Nikki: Trees are alive.
John: All right. Just windows.
Nikki: ..........
John: And if that's not okay, just Dad.
Nikki: He's alive too.
John: No!
#866 · Apr 23, 2024
John: Dad, can you make a cheesecake today since it's National Cherry Cheesecake Day? ... Dad can we be more aware of lost dogs because it's National Lost Dog Awareness Day?
#865 · Apr 21, 2024
[After buying a little guitar amp]
John: Isn't it nice, your little red guitar didn't have a voice for 20 years, and today we gave it some cough syrup
#864 · Apr 21, 2024
John: [singing] I found a straw
I opened up my eyes, I found a straw
#863 · Feb 22, 2024
Curtis H: My brain resets every time I get a year older, it's quite an inconvenience.
#862 · Feb 18, 2024
John: Celebrity Jeopardy is like college basketball to basketball.
#861 · Jan 19, 2024
Miklos: Do you think if we were listening to something like Joel Plaskett, we'd be driving differently?
John: Yeah
Miklos: So you're saying the type of music we listen to influences our driving? [Listening to dance music]

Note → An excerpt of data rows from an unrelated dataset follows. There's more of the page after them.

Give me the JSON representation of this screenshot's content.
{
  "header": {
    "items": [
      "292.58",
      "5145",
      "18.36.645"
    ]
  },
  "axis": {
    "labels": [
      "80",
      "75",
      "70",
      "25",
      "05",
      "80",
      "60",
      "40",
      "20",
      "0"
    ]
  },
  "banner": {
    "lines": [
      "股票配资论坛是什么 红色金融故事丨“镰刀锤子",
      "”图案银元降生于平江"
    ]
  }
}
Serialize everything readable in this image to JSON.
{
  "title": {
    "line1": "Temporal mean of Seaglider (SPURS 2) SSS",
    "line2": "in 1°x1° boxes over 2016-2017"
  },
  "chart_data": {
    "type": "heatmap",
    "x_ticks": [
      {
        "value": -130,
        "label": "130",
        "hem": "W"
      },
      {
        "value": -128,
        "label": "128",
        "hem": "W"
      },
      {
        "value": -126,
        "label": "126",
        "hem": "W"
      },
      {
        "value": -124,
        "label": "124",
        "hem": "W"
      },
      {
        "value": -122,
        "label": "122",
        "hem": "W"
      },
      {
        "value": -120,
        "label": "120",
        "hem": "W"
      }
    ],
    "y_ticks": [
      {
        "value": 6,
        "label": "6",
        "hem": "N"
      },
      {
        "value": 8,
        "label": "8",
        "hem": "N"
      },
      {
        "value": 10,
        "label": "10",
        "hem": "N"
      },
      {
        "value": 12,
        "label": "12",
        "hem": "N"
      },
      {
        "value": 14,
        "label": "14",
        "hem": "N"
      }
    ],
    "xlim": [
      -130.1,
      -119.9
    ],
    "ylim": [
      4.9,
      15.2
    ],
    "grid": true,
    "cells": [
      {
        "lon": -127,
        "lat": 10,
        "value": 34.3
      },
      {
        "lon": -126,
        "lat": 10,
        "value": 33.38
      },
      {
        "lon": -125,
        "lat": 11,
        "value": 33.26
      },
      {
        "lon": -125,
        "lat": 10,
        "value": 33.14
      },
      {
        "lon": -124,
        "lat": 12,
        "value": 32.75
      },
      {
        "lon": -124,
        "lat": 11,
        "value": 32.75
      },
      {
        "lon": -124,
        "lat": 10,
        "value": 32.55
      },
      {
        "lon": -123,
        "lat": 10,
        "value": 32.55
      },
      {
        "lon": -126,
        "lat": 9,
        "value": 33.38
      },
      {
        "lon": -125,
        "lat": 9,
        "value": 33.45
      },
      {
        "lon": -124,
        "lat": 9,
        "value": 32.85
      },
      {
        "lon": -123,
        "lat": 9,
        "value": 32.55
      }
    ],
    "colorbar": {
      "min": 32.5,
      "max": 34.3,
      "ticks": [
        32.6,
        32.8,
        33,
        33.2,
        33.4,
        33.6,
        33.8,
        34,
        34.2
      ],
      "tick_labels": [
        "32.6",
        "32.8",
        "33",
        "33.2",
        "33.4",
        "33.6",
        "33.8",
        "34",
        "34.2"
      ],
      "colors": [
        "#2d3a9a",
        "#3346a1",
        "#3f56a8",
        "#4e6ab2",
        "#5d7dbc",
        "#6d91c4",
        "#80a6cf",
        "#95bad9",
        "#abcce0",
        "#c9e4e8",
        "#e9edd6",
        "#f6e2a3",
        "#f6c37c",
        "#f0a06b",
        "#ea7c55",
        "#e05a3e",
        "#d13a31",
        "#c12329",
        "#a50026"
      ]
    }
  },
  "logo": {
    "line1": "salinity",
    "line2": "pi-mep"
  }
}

John: Definitely, given that you're doing 100 in a whiteout.
#860 · Jan 19, 2024
John: Do you know what my favourite question is at a restaurant? "How do you like your steak?"
#859 · Nov 10, 2023
[Taking money out of an ATM]
John: Ooh! It's warm!
Miklos: Hmmm.. I wonder why it's warm. It's not like it was just made. *smiles* A bit concerning, isn't it?
Miklos: Feels good though!
John: Feeling good makes you concerned?
#857 · Oct 30, 2023
[driving around downtown]
Miklos: ok we still have a few minutes to kill before I have to drop you off at school. Wanna do donuts in the No Frills parking lot?
John: you can't do donuts in a front wheel drive car
Miklos: I'll find a way
John: let's not
[a few minutes later]
Miklos: Okay, I'll just turn around up there and we'll head to school
John: turn around where?
Miklos: I'll turn around a few times... up there in the No Frills parking lot.
John: dad...
#854 · Sep 23, 2023
John: [mimicking the compass] North, East, South, West.. Never Eat Soggy Waffles.
Miklos: [at the same time as John saying "soggy waffles"] Shredded Wheat...
John: What? What is shredded wheat?
Miklos: A cereal brand from the old days. Not as popular now I suppose.
John: Who'd name a cereal "shredded wheat"?
#853 · Jul 22, 2023
Miklos: John, can you turn the light off?
John: Sorry, my answers are limited. You have to ask the right question.
#852 · Jul 18, 2023
John: Dad, I love you. I know when you say something dumb you're just expressing yourself.
#849 · Jul 13, 2023
Charlotte: It's "National French Fry Day".
Miklos: How come they get a day? And it's Thursday...
Charlotte: Wait, what did you think I said?
#848 · Jul 10, 2023
[finding him huddled into a tree]
Miklos: Whatcha doin'?
John: Surviving on two bars of internet.
#847 · Jul 8, 2023
John: I like Ford Broncos
Nikki: they're great for when you're running from the police
John: [mutters] for murdering your wife
#846 · Jul 1, 2023
John: The brain you are messaging is currently unavailable. Please leave a message after the beep
#844 · Jun 22, 2023
John: What do you call taking photos while diving?
John: Photoswimthesis
#843 · Jun 11, 2023
Miklos: I need to fix the horn. My anger has no voice.